Figure 6.1 The composition of a split device driver
Shared memory rings alone would require a lot of polling, which is not always particularly efficient, although it can be fast where there is pending data in a large percentage of the polled cases. This need is eliminated by the Xen event mechanism, which allows asynchronous notifications. This is used to tell the back end that a request is waiting to be processed, or to tell a front end that there is a response waiting. Handling and delivering events is discussed in the next chapter.

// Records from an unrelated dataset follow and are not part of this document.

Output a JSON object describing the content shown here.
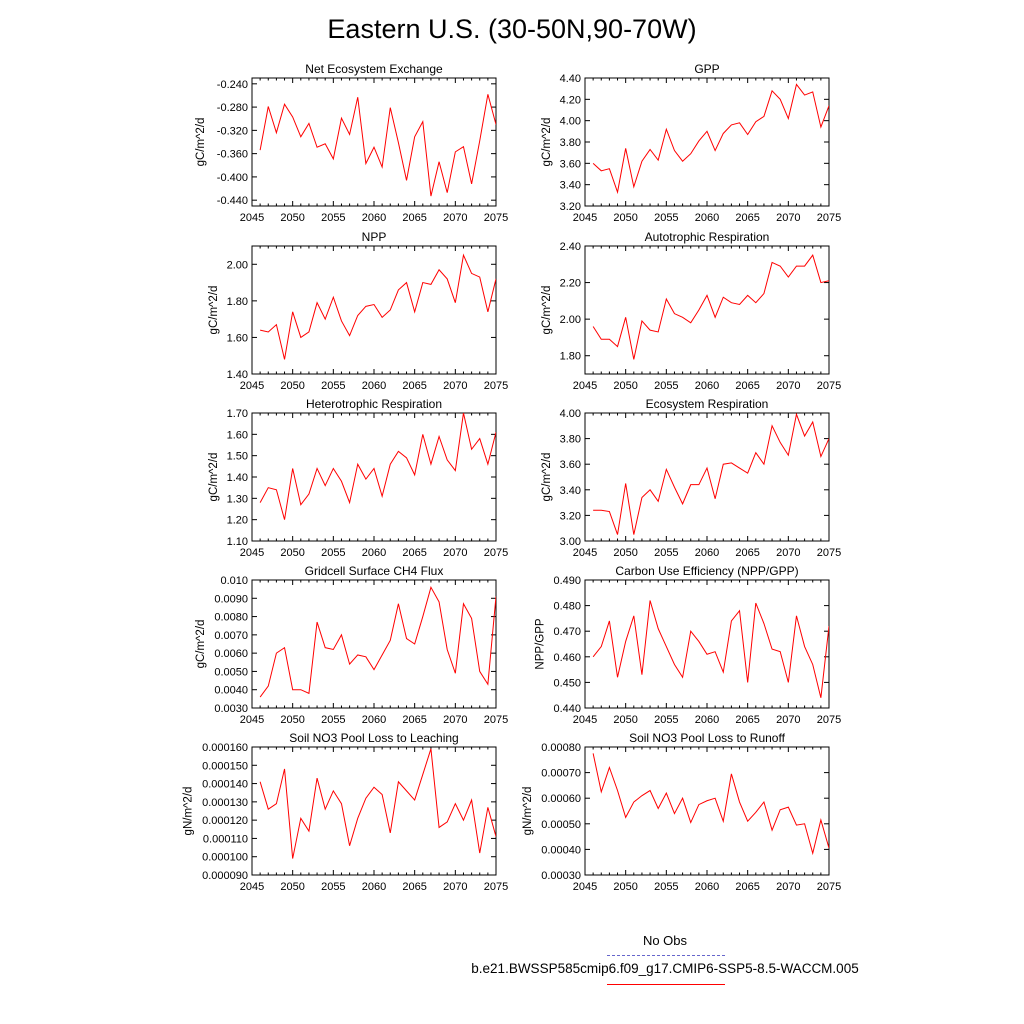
{
  "title": "Eastern U.S. (30-50N,90-70W)",
  "colors": {
    "series": "#ff0000",
    "obs": "#6666cc",
    "axis": "#000000"
  },
  "legend": {
    "obs_label": "No Obs",
    "model_label": "b.e21.BWSSP585cmip6.f09_g17.CMIP6-SSP5-8.5-WACCM.005"
  },
  "chart_data": [
    {
      "type": "line",
      "title": "Net Ecosystem Exchange",
      "ylabel": "gC/m^2/d",
      "xlabel": "",
      "xlim": [
        2045,
        2075
      ],
      "ylim": [
        -0.45,
        -0.23
      ],
      "xticks": [
        2045,
        2050,
        2055,
        2060,
        2065,
        2070,
        2075
      ],
      "yticks": [
        -0.24,
        -0.28,
        -0.32,
        -0.36,
        -0.4,
        -0.44
      ],
      "yticklabels": [
        "-0.240",
        "-0.280",
        "-0.320",
        "-0.360",
        "-0.400",
        "-0.440"
      ],
      "series": [
        {
          "name": "b.e21.BWSSP585cmip6.f09_g17.CMIP6-SSP5-8.5-WACCM.005",
          "x": [
            2046,
            2047,
            2048,
            2049,
            2050,
            2051,
            2052,
            2053,
            2054,
            2055,
            2056,
            2057,
            2058,
            2059,
            2060,
            2061,
            2062,
            2063,
            2064,
            2065,
            2066,
            2067,
            2068,
            2069,
            2070,
            2071,
            2072,
            2073,
            2074,
            2075
          ],
          "values": [
            -0.354,
            -0.279,
            -0.324,
            -0.275,
            -0.297,
            -0.331,
            -0.308,
            -0.349,
            -0.343,
            -0.369,
            -0.299,
            -0.327,
            -0.263,
            -0.377,
            -0.349,
            -0.383,
            -0.281,
            -0.341,
            -0.406,
            -0.331,
            -0.305,
            -0.433,
            -0.374,
            -0.427,
            -0.357,
            -0.348,
            -0.412,
            -0.338,
            -0.258,
            -0.31
          ]
        }
      ]
    },
    {
      "type": "line",
      "title": "GPP",
      "ylabel": "gC/m^2/d",
      "xlabel": "",
      "xlim": [
        2045,
        2075
      ],
      "ylim": [
        3.2,
        4.4
      ],
      "xticks": [
        2045,
        2050,
        2055,
        2060,
        2065,
        2070,
        2075
      ],
      "yticks": [
        3.2,
        3.4,
        3.6,
        3.8,
        4.0,
        4.2,
        4.4
      ],
      "yticklabels": [
        "3.20",
        "3.40",
        "3.60",
        "3.80",
        "4.00",
        "4.20",
        "4.40"
      ],
      "series": [
        {
          "name": "b.e21.BWSSP585cmip6.f09_g17.CMIP6-SSP5-8.5-WACCM.005",
          "x": [
            2046,
            2047,
            2048,
            2049,
            2050,
            2051,
            2052,
            2053,
            2054,
            2055,
            2056,
            2057,
            2058,
            2059,
            2060,
            2061,
            2062,
            2063,
            2064,
            2065,
            2066,
            2067,
            2068,
            2069,
            2070,
            2071,
            2072,
            2073,
            2074,
            2075
          ],
          "values": [
            3.6,
            3.53,
            3.55,
            3.33,
            3.74,
            3.38,
            3.62,
            3.73,
            3.63,
            3.92,
            3.72,
            3.62,
            3.69,
            3.81,
            3.9,
            3.72,
            3.88,
            3.96,
            3.98,
            3.87,
            3.99,
            4.04,
            4.28,
            4.2,
            4.02,
            4.34,
            4.24,
            4.27,
            3.94,
            4.14
          ]
        }
      ]
    },
    {
      "type": "line",
      "title": "NPP",
      "ylabel": "gC/m^2/d",
      "xlabel": "",
      "xlim": [
        2045,
        2075
      ],
      "ylim": [
        1.4,
        2.1
      ],
      "xticks": [
        2045,
        2050,
        2055,
        2060,
        2065,
        2070,
        2075
      ],
      "yticks": [
        1.4,
        1.6,
        1.8,
        2.0
      ],
      "yticklabels": [
        "1.40",
        "1.60",
        "1.80",
        "2.00"
      ],
      "series": [
        {
          "name": "b.e21.BWSSP585cmip6.f09_g17.CMIP6-SSP5-8.5-WACCM.005",
          "x": [
            2046,
            2047,
            2048,
            2049,
            2050,
            2051,
            2052,
            2053,
            2054,
            2055,
            2056,
            2057,
            2058,
            2059,
            2060,
            2061,
            2062,
            2063,
            2064,
            2065,
            2066,
            2067,
            2068,
            2069,
            2070,
            2071,
            2072,
            2073,
            2074,
            2075
          ],
          "values": [
            1.64,
            1.63,
            1.67,
            1.48,
            1.74,
            1.6,
            1.63,
            1.79,
            1.7,
            1.82,
            1.69,
            1.61,
            1.72,
            1.77,
            1.78,
            1.71,
            1.75,
            1.86,
            1.9,
            1.74,
            1.9,
            1.89,
            1.97,
            1.92,
            1.79,
            2.05,
            1.95,
            1.93,
            1.74,
            1.92
          ]
        }
      ]
    },
    {
      "type": "line",
      "title": "Autotrophic Respiration",
      "ylabel": "gC/m^2/d",
      "xlabel": "",
      "xlim": [
        2045,
        2075
      ],
      "ylim": [
        1.7,
        2.4
      ],
      "xticks": [
        2045,
        2050,
        2055,
        2060,
        2065,
        2070,
        2075
      ],
      "yticks": [
        1.8,
        2.0,
        2.2,
        2.4
      ],
      "yticklabels": [
        "1.80",
        "2.00",
        "2.20",
        "2.40"
      ],
      "series": [
        {
          "name": "b.e21.BWSSP585cmip6.f09_g17.CMIP6-SSP5-8.5-WACCM.005",
          "x": [
            2046,
            2047,
            2048,
            2049,
            2050,
            2051,
            2052,
            2053,
            2054,
            2055,
            2056,
            2057,
            2058,
            2059,
            2060,
            2061,
            2062,
            2063,
            2064,
            2065,
            2066,
            2067,
            2068,
            2069,
            2070,
            2071,
            2072,
            2073,
            2074,
            2075
          ],
          "values": [
            1.96,
            1.89,
            1.89,
            1.85,
            2.01,
            1.78,
            1.99,
            1.94,
            1.93,
            2.11,
            2.03,
            2.01,
            1.98,
            2.05,
            2.13,
            2.01,
            2.12,
            2.09,
            2.08,
            2.13,
            2.09,
            2.14,
            2.31,
            2.29,
            2.23,
            2.29,
            2.29,
            2.35,
            2.2,
            2.21
          ]
        }
      ]
    },
    {
      "type": "line",
      "title": "Heterotrophic Respiration",
      "ylabel": "gC/m^2/d",
      "xlabel": "",
      "xlim": [
        2045,
        2075
      ],
      "ylim": [
        1.1,
        1.7
      ],
      "xticks": [
        2045,
        2050,
        2055,
        2060,
        2065,
        2070,
        2075
      ],
      "yticks": [
        1.1,
        1.2,
        1.3,
        1.4,
        1.5,
        1.6,
        1.7
      ],
      "yticklabels": [
        "1.10",
        "1.20",
        "1.30",
        "1.40",
        "1.50",
        "1.60",
        "1.70"
      ],
      "series": [
        {
          "name": "b.e21.BWSSP585cmip6.f09_g17.CMIP6-SSP5-8.5-WACCM.005",
          "x": [
            2046,
            2047,
            2048,
            2049,
            2050,
            2051,
            2052,
            2053,
            2054,
            2055,
            2056,
            2057,
            2058,
            2059,
            2060,
            2061,
            2062,
            2063,
            2064,
            2065,
            2066,
            2067,
            2068,
            2069,
            2070,
            2071,
            2072,
            2073,
            2074,
            2075
          ],
          "values": [
            1.28,
            1.35,
            1.34,
            1.2,
            1.44,
            1.27,
            1.32,
            1.44,
            1.36,
            1.44,
            1.38,
            1.28,
            1.46,
            1.39,
            1.44,
            1.31,
            1.46,
            1.52,
            1.49,
            1.41,
            1.6,
            1.46,
            1.59,
            1.48,
            1.43,
            1.7,
            1.53,
            1.58,
            1.46,
            1.61
          ]
        }
      ]
    },
    {
      "type": "line",
      "title": "Ecosystem Respiration",
      "ylabel": "gC/m^2/d",
      "xlabel": "",
      "xlim": [
        2045,
        2075
      ],
      "ylim": [
        3.0,
        4.0
      ],
      "xticks": [
        2045,
        2050,
        2055,
        2060,
        2065,
        2070,
        2075
      ],
      "yticks": [
        3.0,
        3.2,
        3.4,
        3.6,
        3.8,
        4.0
      ],
      "yticklabels": [
        "3.00",
        "3.20",
        "3.40",
        "3.60",
        "3.80",
        "4.00"
      ],
      "series": [
        {
          "name": "b.e21.BWSSP585cmip6.f09_g17.CMIP6-SSP5-8.5-WACCM.005",
          "x": [
            2046,
            2047,
            2048,
            2049,
            2050,
            2051,
            2052,
            2053,
            2054,
            2055,
            2056,
            2057,
            2058,
            2059,
            2060,
            2061,
            2062,
            2063,
            2064,
            2065,
            2066,
            2067,
            2068,
            2069,
            2070,
            2071,
            2072,
            2073,
            2074,
            2075
          ],
          "values": [
            3.24,
            3.24,
            3.23,
            3.05,
            3.45,
            3.05,
            3.34,
            3.4,
            3.31,
            3.56,
            3.42,
            3.29,
            3.44,
            3.44,
            3.57,
            3.33,
            3.6,
            3.61,
            3.57,
            3.53,
            3.69,
            3.6,
            3.9,
            3.77,
            3.67,
            3.99,
            3.82,
            3.93,
            3.66,
            3.8
          ]
        }
      ]
    },
    {
      "type": "line",
      "title": "Gridcell Surface CH4 Flux",
      "ylabel": "gC/m^2/d",
      "xlabel": "",
      "xlim": [
        2045,
        2075
      ],
      "ylim": [
        0.003,
        0.01
      ],
      "xticks": [
        2045,
        2050,
        2055,
        2060,
        2065,
        2070,
        2075
      ],
      "yticks": [
        0.003,
        0.004,
        0.005,
        0.006,
        0.007,
        0.008,
        0.009,
        0.01
      ],
      "yticklabels": [
        "0.0030",
        "0.0040",
        "0.0050",
        "0.0060",
        "0.0070",
        "0.0080",
        "0.0090",
        "0.010"
      ],
      "series": [
        {
          "name": "b.e21.BWSSP585cmip6.f09_g17.CMIP6-SSP5-8.5-WACCM.005",
          "x": [
            2046,
            2047,
            2048,
            2049,
            2050,
            2051,
            2052,
            2053,
            2054,
            2055,
            2056,
            2057,
            2058,
            2059,
            2060,
            2061,
            2062,
            2063,
            2064,
            2065,
            2066,
            2067,
            2068,
            2069,
            2070,
            2071,
            2072,
            2073,
            2074,
            2075
          ],
          "values": [
            0.0036,
            0.0042,
            0.006,
            0.0063,
            0.004,
            0.004,
            0.0038,
            0.0077,
            0.0063,
            0.0062,
            0.007,
            0.0054,
            0.0059,
            0.0058,
            0.0051,
            0.0059,
            0.0067,
            0.0087,
            0.0068,
            0.0065,
            0.008,
            0.0096,
            0.0088,
            0.0062,
            0.0049,
            0.0087,
            0.0079,
            0.005,
            0.0043,
            0.0091
          ]
        }
      ]
    },
    {
      "type": "line",
      "title": "Carbon Use Efficiency (NPP/GPP)",
      "ylabel": "NPP/GPP",
      "xlabel": "",
      "xlim": [
        2045,
        2075
      ],
      "ylim": [
        0.44,
        0.49
      ],
      "xticks": [
        2045,
        2050,
        2055,
        2060,
        2065,
        2070,
        2075
      ],
      "yticks": [
        0.44,
        0.45,
        0.46,
        0.47,
        0.48,
        0.49
      ],
      "yticklabels": [
        "0.440",
        "0.450",
        "0.460",
        "0.470",
        "0.480",
        "0.490"
      ],
      "series": [
        {
          "name": "b.e21.BWSSP585cmip6.f09_g17.CMIP6-SSP5-8.5-WACCM.005",
          "x": [
            2046,
            2047,
            2048,
            2049,
            2050,
            2051,
            2052,
            2053,
            2054,
            2055,
            2056,
            2057,
            2058,
            2059,
            2060,
            2061,
            2062,
            2063,
            2064,
            2065,
            2066,
            2067,
            2068,
            2069,
            2070,
            2071,
            2072,
            2073,
            2074,
            2075
          ],
          "values": [
            0.46,
            0.464,
            0.474,
            0.452,
            0.466,
            0.476,
            0.453,
            0.482,
            0.471,
            0.464,
            0.457,
            0.452,
            0.47,
            0.466,
            0.461,
            0.462,
            0.454,
            0.474,
            0.478,
            0.45,
            0.481,
            0.473,
            0.463,
            0.462,
            0.45,
            0.476,
            0.464,
            0.457,
            0.444,
            0.472
          ]
        }
      ]
    },
    {
      "type": "line",
      "title": "Soil NO3 Pool Loss to Leaching",
      "ylabel": "gN/m^2/d",
      "xlabel": "",
      "xlim": [
        2045,
        2075
      ],
      "ylim": [
        9e-05,
        0.00016
      ],
      "xticks": [
        2045,
        2050,
        2055,
        2060,
        2065,
        2070,
        2075
      ],
      "yticks": [
        9e-05,
        0.0001,
        0.00011,
        0.00012,
        0.00013,
        0.00014,
        0.00015,
        0.00016
      ],
      "yticklabels": [
        "0.000090",
        "0.000100",
        "0.000110",
        "0.000120",
        "0.000130",
        "0.000140",
        "0.000150",
        "0.000160"
      ],
      "series": [
        {
          "name": "b.e21.BWSSP585cmip6.f09_g17.CMIP6-SSP5-8.5-WACCM.005",
          "x": [
            2046,
            2047,
            2048,
            2049,
            2050,
            2051,
            2052,
            2053,
            2054,
            2055,
            2056,
            2057,
            2058,
            2059,
            2060,
            2061,
            2062,
            2063,
            2064,
            2065,
            2066,
            2067,
            2068,
            2069,
            2070,
            2071,
            2072,
            2073,
            2074,
            2075
          ],
          "values": [
            0.000141,
            0.000126,
            0.000129,
            0.000148,
            9.9e-05,
            0.000121,
            0.000114,
            0.000143,
            0.000126,
            0.000136,
            0.000129,
            0.000106,
            0.000121,
            0.000132,
            0.000138,
            0.000134,
            0.000113,
            0.000141,
            0.000136,
            0.000131,
            0.000145,
            0.000159,
            0.000116,
            0.000119,
            0.000129,
            0.00012,
            0.000131,
            0.000102,
            0.000127,
            0.000111
          ]
        }
      ]
    },
    {
      "type": "line",
      "title": "Soil NO3 Pool Loss to Runoff",
      "ylabel": "gN/m^2/d",
      "xlabel": "",
      "xlim": [
        2045,
        2075
      ],
      "ylim": [
        0.0003,
        0.0008
      ],
      "xticks": [
        2045,
        2050,
        2055,
        2060,
        2065,
        2070,
        2075
      ],
      "yticks": [
        0.0003,
        0.0004,
        0.0005,
        0.0006,
        0.0007,
        0.0008
      ],
      "yticklabels": [
        "0.00030",
        "0.00040",
        "0.00050",
        "0.00060",
        "0.00070",
        "0.00080"
      ],
      "series": [
        {
          "name": "b.e21.BWSSP585cmip6.f09_g17.CMIP6-SSP5-8.5-WACCM.005",
          "x": [
            2046,
            2047,
            2048,
            2049,
            2050,
            2051,
            2052,
            2053,
            2054,
            2055,
            2056,
            2057,
            2058,
            2059,
            2060,
            2061,
            2062,
            2063,
            2064,
            2065,
            2066,
            2067,
            2068,
            2069,
            2070,
            2071,
            2072,
            2073,
            2074,
            2075
          ],
          "values": [
            0.000775,
            0.000625,
            0.00072,
            0.00063,
            0.000525,
            0.000585,
            0.00061,
            0.00063,
            0.00056,
            0.00062,
            0.00054,
            0.0006,
            0.000505,
            0.000575,
            0.00059,
            0.0006,
            0.00051,
            0.000695,
            0.000585,
            0.00051,
            0.000545,
            0.000585,
            0.000475,
            0.000555,
            0.000565,
            0.000495,
            0.0005,
            0.000385,
            0.000515,
            0.000405
          ]
        }
      ]
    }
  ]
}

The final part of the jigsaw puzzle is the XenStore. This is a simple hierarchical structure that is shared between domains. Unlike the grant tables, the interface is fairly high-level. One of the main uses for it is device discovery. In this rôle, it is analogous to the device tree provided by OpenFirmware, although it has additional uses. The guest in Domain 0 exports a tree containing the devices available to each unprivileged domain. This is used for the initial device discovery phase. The tree is traversed by the guest that wants to run front-end drivers, and any interesting devices are configured. The one exception to this is the console driver. It is anticipated that the console device is needed (or, at the very least, wanted) early on during the boot process, so it is advertised via the start info page.
The XenStore itself is implemented as a split device. The location of the page used to communicate is given as a machine frame number in the start info page. This is slightly different to other devices, in that the page is made available to the guest before the system starts, rather than being exported via the grant table mechanism and advertised in the XenStore.